Wenn sie in der zweiten Jahreshälfte genauso gut funktionieren würden wie in den ersten 15 Tagen des Monates, hätte der 2017 in Deutschland aus dem Windkraft ins Netz gespeiste Strom eine Menge von 104 Trinkwasserkraft. Die Produktion von einer Übernachtung und einem weiteren Halbtag steht noch aus, bis Mitte des Jahres wirklich ist.

Einer der Gründe für den rasanten Anstieg der Windenergieerzeugung ist der enorme Ausbau von neuen Windparks: Im vergangenen Jahr haben beispielsweise die im vergangenen Jahr wieder hinzugekommenen Anlagen mit mehr als fünf Gigawatt an Land und auf See ihre ersten vollen zwölf Lebensmonate generiert. Darüber hinaus sind 2017 neue Windenergieanlagen auf See in die normale Einspeisesituation eingetreten:

In den Energiekarten liefern die Offshore-Daten bereits eine Jahresproduktion von zehn ZWh. Demgegenüber waren es 2016 noch gut 40 bis 50 Prozentpunkte weniger. Mehrere Herbststürme waren auch für den enormen Zuwachs der Stromerzeugung aus der LW. Allerdings ist der auch wieder stark windig gewordene Monat Dez. bisher ohne Hurrikane von gleicher Stärke wie die Sturmtiefststände, insbesondere im Sept. und Ost.

Hervorzuheben ist auch, dass die Windenergieanlagen den Monatswert von zehn Milliarden Kilowattstunden im Jahr 2017 sicherlich bereits dreimal erreicht haben und ihn im Jahr 2017 mit 12,64 Kilowattstunden noch einmal signifikant überschritten haben. December ist nun der vierte Kalendermonat mit einer Produktion von mindestens 10 MWh. Bisher war die Einspeisevergütung nur ein Jahr vorher so hoch: Im Jahr 2015 waren es nur zwei Monaten und damit etwa die Hälfte über der 10 TWh-Marke.

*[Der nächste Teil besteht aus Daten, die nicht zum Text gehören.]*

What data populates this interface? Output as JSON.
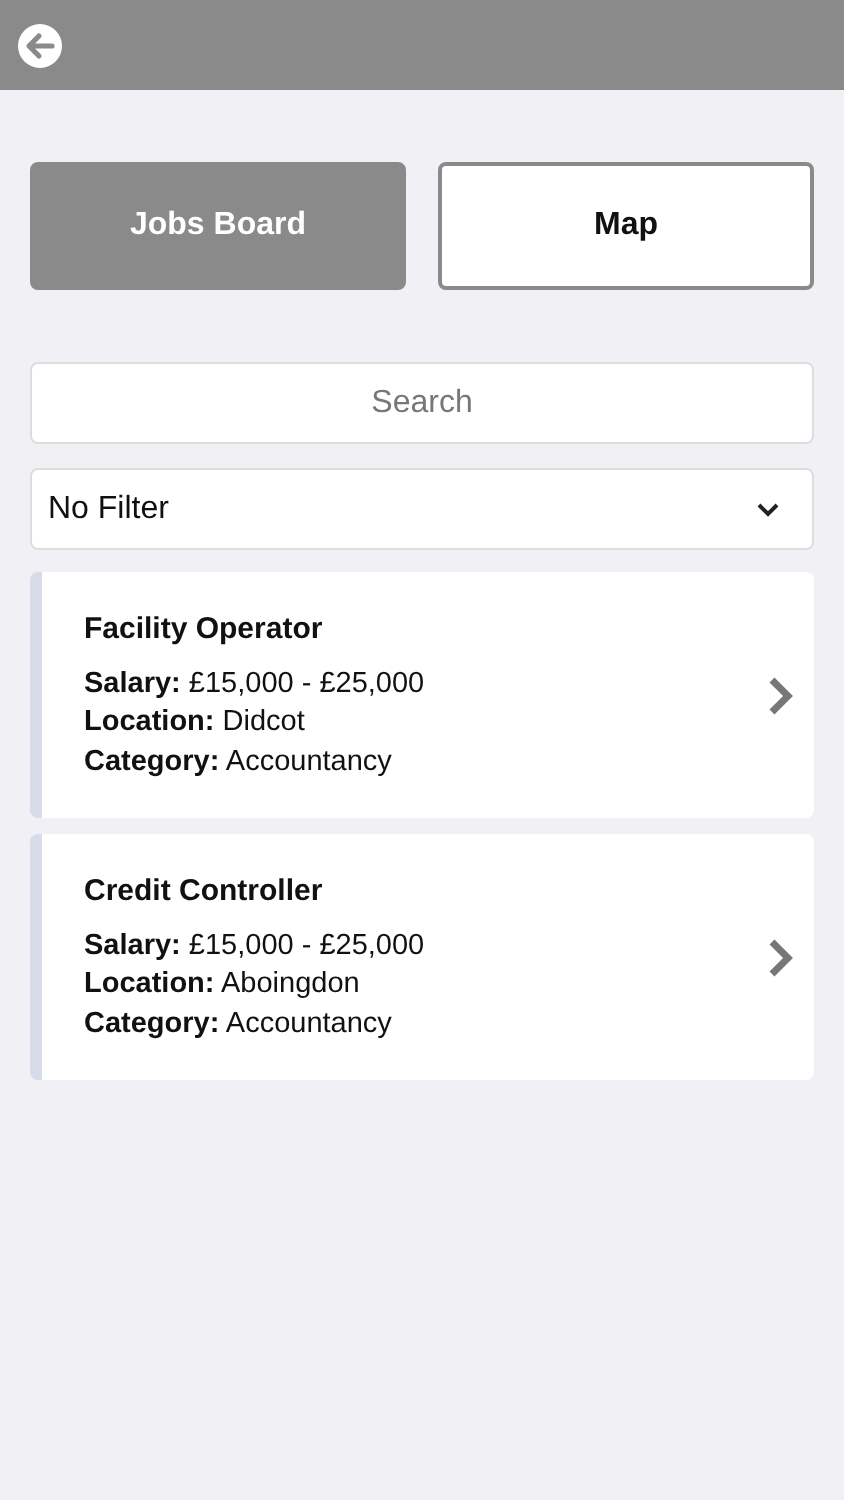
{
  "tabs": [
    {
      "label": "Jobs Board",
      "selected": true
    },
    {
      "label": "Map",
      "selected": false
    }
  ],
  "search": {
    "placeholder": "Search"
  },
  "filter": {
    "value": "No Filter"
  },
  "jobs": [
    {
      "title": "Facility Operator",
      "lines": [
        "**Salary:** £15,000 - £25,000",
        "**Location:** Didcot",
        "**Category:** Accountancy"
      ]
    },
    {
      "title": "Credit Controller",
      "lines": [
        "**Salary:** £15,000 - £25,000",
        "**Location:** Aboingdon",
        "**Category:** Accountancy"
      ]
    }
  ]
}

Damit würde die Windenergie einen Beitrag von 17 bis 18 Prozentpunkten zur so genannten Netzstromerzeugung - der Stromerzeugung aller in das Stromnetz eingespeisten Stromkraftwerke in Deutschland abzüglich des Eigenbedarfs dieser Werke - im vergangenen Jahr bezogen auf die Netzstromerzeugung aller deutschen Stromkraftwerke ausmachen. Die Windenergie treiben damit auch die Stromerzeugung aus regenerativen Energien auf neue Rekordanteile.

Laut Berechnungen des Instituts für Erneuerbare Energien machen alle Anlagen 38% der jährlichen Stromproduktion aus - Stand Anfang Septembers. Nach Angaben des ISE haben die regenerativen Energien in drei Jahreswochen bereits einen Marktanteil von 50 bzw. mehr an der Energieerzeugung erlangt. Die Energieerzeugung wird in Kürze abgeschlossen sein. Die Ökostromerzeugung machte im Jahr 2015 zum ersten und bisher einzigen Mal zuvor in nur einer Wochenhälfte die Hälfe der Gesamteinspeisung aus.

Übrigens, wie bereits erwähnt, hat die Windenergie die Kohleverstromung erstmalig ein ganzes Jahr lang durchbrochen. Lediglich die Braunkohlenkraftwerke in Deutschland produzieren daher mehr als die Windkraftanlagen. Die Windenergie hat jedoch bereits in zwei Monate dieses Jahr die in Bezug auf die CO2-Emissionen führenden Braunkohleerzeuger überholt. Der Dez. hätte zum Jahresende der dritte Monate werden können - zumindest die Einspeisemenge an Windstrom überstieg am vergangenen Wochenende die Einspeisemenge aus den Braunkohle-Kraftwerken um mehr als zwei ZWh.